In 1990–1991, the Australian Morbidity and Therapeutic Study in general practice found that males aged 15–24 constituted 4.3% of all encounters and females constituted 6.7% [15]. During the fiscal year 1995/1996, the Australian Health Insurance Commission reported that males aged 15–24 had 4 310 252 encounters in general practice, at an average rate of 270 per GP per annum, or 4.1% of all encounters. Females aged 15–24 had 7 283 933 encounters, an average of 456 per GP per annum, constituting 6.9% of all encounters. Using the age–gender specific incidence reported in New South Wales [2, table 2], the incidence in males aged 15–24 would be 109 per 100 000 and in females 66 per 100 000 [2]. Thus, in order to yield 200 cases, it would be required to screen 114 285 individuals. Assuming approximately 100 encounters per GP per week, and assuming that males and females together constitute 11.0% of encounters, 10 390 GP-weeks would be needed, which translates to approximately 200 GPs screening for 52 weeks (or 400 for 26 weeks, and so on). This seems feasible in large metropolitan areas, where the number of GPs could be increased in order to decrease the screening load per GP or to decrease the length of time in which screening would be in operation. However, the geographical spread of a GP workforce this broad would clearly require a large logistic effort, involving multiple sites of operations, particularly if screen positives and samples of screen negatives are required to be assessed with thorough diagnostic techniques.

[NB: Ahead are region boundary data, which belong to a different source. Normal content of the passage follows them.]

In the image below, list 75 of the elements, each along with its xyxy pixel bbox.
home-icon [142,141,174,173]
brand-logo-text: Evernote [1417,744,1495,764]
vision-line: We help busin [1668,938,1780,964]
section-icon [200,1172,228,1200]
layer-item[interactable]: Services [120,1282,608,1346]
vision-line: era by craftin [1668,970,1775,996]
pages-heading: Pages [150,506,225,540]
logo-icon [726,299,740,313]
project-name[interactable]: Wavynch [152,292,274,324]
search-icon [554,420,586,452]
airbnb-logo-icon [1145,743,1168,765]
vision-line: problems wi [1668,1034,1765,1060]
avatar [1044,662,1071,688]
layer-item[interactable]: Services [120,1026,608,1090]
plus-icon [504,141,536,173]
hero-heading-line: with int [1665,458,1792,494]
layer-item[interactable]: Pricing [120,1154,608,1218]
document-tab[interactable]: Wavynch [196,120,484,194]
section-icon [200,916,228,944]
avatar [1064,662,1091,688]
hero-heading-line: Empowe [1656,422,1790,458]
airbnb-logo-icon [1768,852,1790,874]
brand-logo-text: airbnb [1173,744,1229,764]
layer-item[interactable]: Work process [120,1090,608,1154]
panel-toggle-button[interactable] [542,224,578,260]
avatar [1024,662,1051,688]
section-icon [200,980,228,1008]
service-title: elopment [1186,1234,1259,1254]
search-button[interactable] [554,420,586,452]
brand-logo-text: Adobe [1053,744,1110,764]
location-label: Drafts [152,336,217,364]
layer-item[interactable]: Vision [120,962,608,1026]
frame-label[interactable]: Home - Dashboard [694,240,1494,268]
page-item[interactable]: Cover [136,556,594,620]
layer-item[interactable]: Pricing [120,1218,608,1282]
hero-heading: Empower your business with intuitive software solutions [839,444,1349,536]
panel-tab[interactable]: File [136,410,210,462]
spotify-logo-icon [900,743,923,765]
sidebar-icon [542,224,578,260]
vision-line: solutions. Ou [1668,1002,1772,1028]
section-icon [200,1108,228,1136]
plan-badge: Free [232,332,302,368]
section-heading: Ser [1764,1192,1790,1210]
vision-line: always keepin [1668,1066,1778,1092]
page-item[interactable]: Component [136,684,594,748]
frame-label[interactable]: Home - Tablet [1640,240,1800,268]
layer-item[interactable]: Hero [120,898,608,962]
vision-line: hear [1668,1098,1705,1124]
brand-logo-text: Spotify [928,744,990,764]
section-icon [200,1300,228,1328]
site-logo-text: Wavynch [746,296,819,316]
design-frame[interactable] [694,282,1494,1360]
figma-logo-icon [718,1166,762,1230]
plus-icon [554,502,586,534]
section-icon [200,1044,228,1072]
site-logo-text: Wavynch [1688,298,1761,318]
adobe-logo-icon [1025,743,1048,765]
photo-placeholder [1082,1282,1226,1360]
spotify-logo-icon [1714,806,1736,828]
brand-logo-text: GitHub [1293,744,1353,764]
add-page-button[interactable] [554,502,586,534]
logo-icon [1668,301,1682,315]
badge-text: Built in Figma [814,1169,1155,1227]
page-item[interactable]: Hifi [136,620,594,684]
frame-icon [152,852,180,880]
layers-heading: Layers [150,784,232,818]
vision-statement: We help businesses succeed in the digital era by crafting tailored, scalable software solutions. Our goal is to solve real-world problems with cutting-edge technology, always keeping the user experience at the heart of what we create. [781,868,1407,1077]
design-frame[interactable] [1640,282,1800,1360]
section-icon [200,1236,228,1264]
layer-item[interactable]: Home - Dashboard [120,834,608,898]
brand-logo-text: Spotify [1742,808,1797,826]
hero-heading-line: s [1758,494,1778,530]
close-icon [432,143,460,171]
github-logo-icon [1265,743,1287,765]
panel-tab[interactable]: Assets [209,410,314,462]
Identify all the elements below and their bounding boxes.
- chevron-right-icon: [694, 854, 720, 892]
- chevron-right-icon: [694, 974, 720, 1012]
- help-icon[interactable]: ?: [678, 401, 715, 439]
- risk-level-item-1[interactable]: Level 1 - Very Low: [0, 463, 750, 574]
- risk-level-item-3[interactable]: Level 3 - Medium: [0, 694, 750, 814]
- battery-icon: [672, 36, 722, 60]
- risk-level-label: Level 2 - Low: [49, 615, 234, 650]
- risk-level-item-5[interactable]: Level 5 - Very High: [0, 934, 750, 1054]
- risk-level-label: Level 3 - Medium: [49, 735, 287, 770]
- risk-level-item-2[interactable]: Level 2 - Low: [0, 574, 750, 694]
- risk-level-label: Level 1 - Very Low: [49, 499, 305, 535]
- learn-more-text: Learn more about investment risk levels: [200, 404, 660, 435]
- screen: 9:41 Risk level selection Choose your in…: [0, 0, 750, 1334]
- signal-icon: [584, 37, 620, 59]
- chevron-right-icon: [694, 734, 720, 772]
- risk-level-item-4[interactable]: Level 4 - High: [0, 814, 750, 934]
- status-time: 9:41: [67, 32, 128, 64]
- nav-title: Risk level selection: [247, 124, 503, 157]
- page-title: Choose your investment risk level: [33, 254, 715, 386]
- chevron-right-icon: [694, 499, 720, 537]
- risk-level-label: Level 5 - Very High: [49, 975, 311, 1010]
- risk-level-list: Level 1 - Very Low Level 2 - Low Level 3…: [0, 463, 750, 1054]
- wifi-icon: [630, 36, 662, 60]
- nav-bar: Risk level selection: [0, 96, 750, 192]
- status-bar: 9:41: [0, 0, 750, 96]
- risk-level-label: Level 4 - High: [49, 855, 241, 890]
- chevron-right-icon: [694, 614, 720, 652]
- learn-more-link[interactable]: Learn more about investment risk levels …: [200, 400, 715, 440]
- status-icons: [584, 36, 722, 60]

Given that there may be sufficient samples available to develop and test a screener for schizophrenia, there remains a set of well-recognised conditions that favour early diagnosis [16]. Does early diagnosis lead to improved clinical outcomes? Is clinical time and expertise available for confirmation of the diagnosis? Is clinical time and expertise available for long-term case management? Will patients comply with treatment? Has effectiveness of screening been demonstrated? Is screening accurate, acceptable and non-costly? The answers to these questions, aside from the statistical questions, ultimately determine the utility of screening. For example, in the case of breast cancer, it is argued that early diagnosis and surgical intervention can indeed lead to increased survival; confirmation of the diagnosis is readily and cheaply available; long-term case management is available through general and specialist practice; and that patients usually comply with treatment (surgery or chemotherapy). While the effectiveness of screening may remain debatable on methodological grounds [17], it is the case that mammography is accurate (very high sensitivity, specificity and predictive values), is generally widely acceptable and is relatively cheap. In the case of prostate cancer, however, early diagnosis and intervention carries a significant risk of impotence and urinary incontinence; the disease has a relatively long course (men may die with prostate cancer rather than of it) unlike breast cancer; effectiveness of screening has not been demonstrated; and the costs of screening are not greatly lower than the costs of intervention. Thus, mammography screening is acceptable, prostate screening is not. The answers to these questions will determine the acceptability of screening for schizophrenia in Australia.